We all worry so much about having our writing rejected and we feel unsure of ourselves.
This is called the "Can I do this?"syndrome. The problem is we all have to face rejection, so forget about the idea of perfection. Many authors use writing prompts as a warm up exercise. Check out Writer's digest daily prompts, at zackarypetit.com. There is a free download and other useful information.
Kelly Stone, author of Living Write, advises that we write for ourselves first. I find that using writing prompts helps avoid the blank page. For many writers blank pages create a fear factor. Another thing some people find useful, is to just write for 5 minutes using a timer. You might be amazed at how far this can take you--so remember don't throw stuff out.
I keep a journal of everything I write. I don't throw out anything because every writing problem can be fixed. In Revision and self editing for publication, Bell advises to Repeat often: It can be fixed, and it is a good idea to place this in your writing space where you can see it everyday.
Another way to avoid the blank page trap is to write without editing until that section you are writing is finished. I love editing my work because it gets better each time I rewrite. When I am satisfied with the section or scene, then I move on. Pre- planning is a good habit to get into because it programs the subconscious and prepares it for writing everyday.
I hope you have found this post valuable. What helps you avoid writer's block?
Don't sell yourself short.
Many tutors of writing advocate for revising writing. It has been my own experience that each time I rewrite a piece it gets better. It works. I am sure you hear of people that put writing in the trash can, but always keep what you write, and keep a journal.
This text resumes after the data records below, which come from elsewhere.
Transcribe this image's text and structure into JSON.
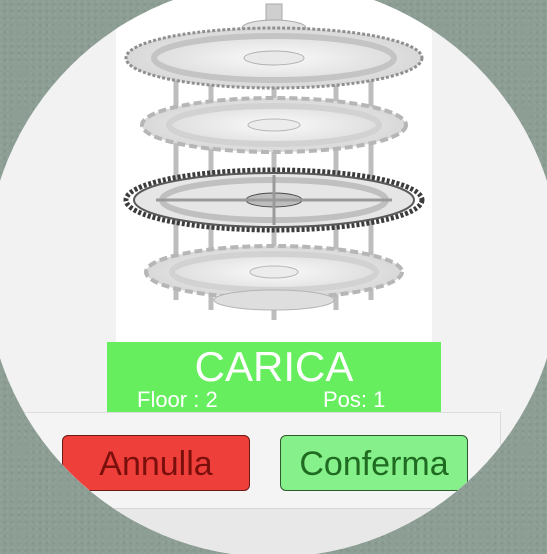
{
  "banner": {
    "title": "CARICA",
    "floor_label": "Floor : 2",
    "pos_label": "Pos: 1",
    "color": "#66ee5e"
  },
  "buttons": {
    "cancel_label": "Annulla",
    "confirm_label": "Conferma",
    "cancel_color": "#ef3f3a",
    "confirm_color": "#86f08a"
  },
  "image": {
    "subject": "carousel-gear-assembly-render"
  }
}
Many books I review suggest that the writer should set up a timer and free write what ever comes to their mind. I don't worry about spelling or sentence structure I just write. This is a great way to generate new ideas. James Scott Bell explains that "most writing problems can be fixed...with the right tools."
It's best to write section by section, or scene by scene. Don't edit until you finish what you write to the end.
In my courses in creative writing I had to rewrite whole works before handing them in for marking. Often this re-writing would take place the night before, but it makes a significant difference in the finished product.